Anti-Black Racism and the challenges of diversity work

Clayton Kemp, Associate Reporter

Dr. Christopher Stuart Taylor, Diversity and Inclusion Coordinator at the Ontario Ministry of the Attorney General, paid a visit to campus this past Wednesday, Oct. 14. Taylor spoke on current diversity work policies and their fight against inequality for the black community not only in Ontario, but wherever he is able to deliver his message on anti-black racism.

Current theories of diversity and inclusion, along with current diversity work, is good, said Taylor, but in the presentation, he set out to dissect how African Americans tend to fall through the cracks of current policies in place. In Ontario, multiculturalism policies exist, but there, anti-black racism still results in a small black community placing last in too many categories.

Taylor dives into the history of blackness, the negativity that surrounds it and where the black community places in things like education and income when compared to other races.

“When you look at diversity work now, it’s a one size fits all program, and this does not address the nuances of anti-black racism,” said Taylor. “I’m focusing in on this because blacks rank at the bottom.”

Using contemporary anti-black racism issues in both Ontario and Wisconsin, along with comparative data, Taylor presented the need for stronger inclusion and diversity programs here in Wisconsin, as well. Taylor’s work is largely in diversity and inclusion training, in which he touches on issues like inclusive leadership, barrier free recruitment, cultural competency and understanding unconscious biases, to name a few.

Taylor pushed for a clearly defined diversity strategy in order to see change in the unique racial situation blacks find themselves in due to white supremacy.

A student in attendance at Taylor’s presentation noted, “For people to attack anti-black racism, they have to look right through white supremacy. It’s already here.”

A call to action was ultimately what Taylor left with the students and faculty in attendance on Wednesday. For people to talk about, and admit, that anti-black racism exists right here is Taylor’s first step. Institutions then need to realize current diversity strategies support anti-black racism, but they must also have a clearly defined strategy that addresses anti-black racism specifically.

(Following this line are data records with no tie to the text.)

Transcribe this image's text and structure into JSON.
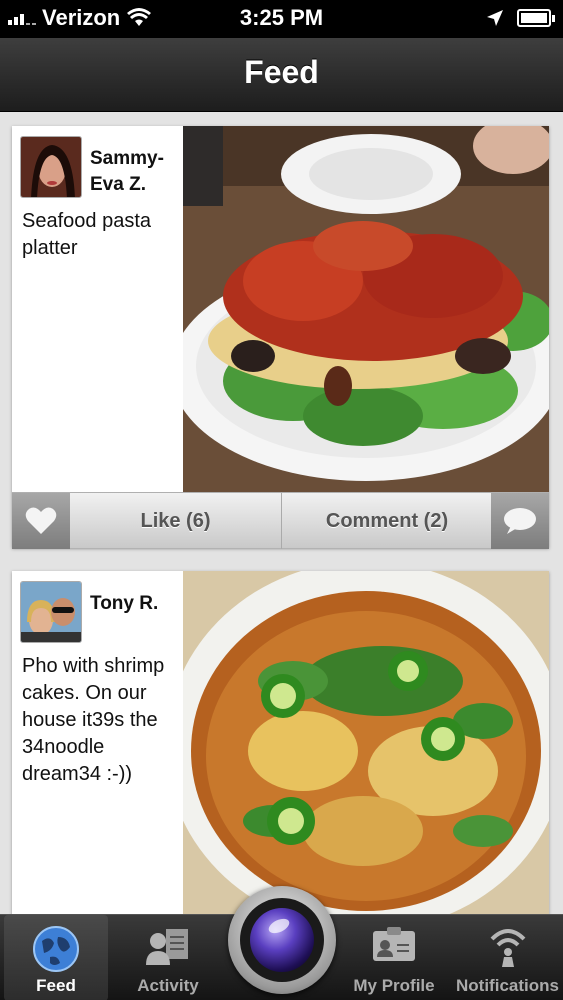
{
  "status_bar": {
    "carrier": "Verizon",
    "time": "3:25 PM",
    "icons": [
      "signal-icon",
      "wifi-icon",
      "location-arrow-icon",
      "battery-charging-icon"
    ]
  },
  "nav": {
    "title": "Feed"
  },
  "posts": [
    {
      "username": "Sammy-Eva Z.",
      "caption": "Seafood pasta platter",
      "like_label": "Like (6)",
      "comment_label": "Comment (2)"
    },
    {
      "username": "Tony R.",
      "caption": "Pho with shrimp cakes. On our house it39s the 34noodle dream34  :-))"
    }
  ],
  "tab_bar": {
    "tabs": [
      {
        "label": "Feed",
        "icon": "globe-icon",
        "active": true
      },
      {
        "label": "Activity",
        "icon": "activity-icon",
        "active": false
      },
      {
        "label": "My Profile",
        "icon": "profile-card-icon",
        "active": false
      },
      {
        "label": "Notifications",
        "icon": "notifications-icon",
        "active": false
      }
    ],
    "camera_icon": "camera-lens-icon"
  },
  "colors": {
    "accent_blue": "#3d7fd6",
    "nav_dark": "#2a2a2a"
  }
}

Developing stronger accountability methods for these institutions must follow. Only then can policies be created that enforce personal accountability for anti-black racism.

“Tangible and visible consequences need to arise,” said Taylor.  “We all need to be proactive.”

Richard Breaux, professor of ethnic and racial studies at UW-La Crosse, added, “Dr. Taylor was very clear about not conflating or confusing diversity with racial diversity, or class diversity, because once you become more specific in the language you use, you become more true to the thing that you’re really trying to address.”

“History is not the past, it’s the life we live everyday” said Taylor. “For Wisconsin, it is important understand what the root of the problem is in order to take action, act locally and then think globally.”

Taylor honed in on anti-black racism, which has not wavered, and he articulated this through his knowledge of diversity work and black history.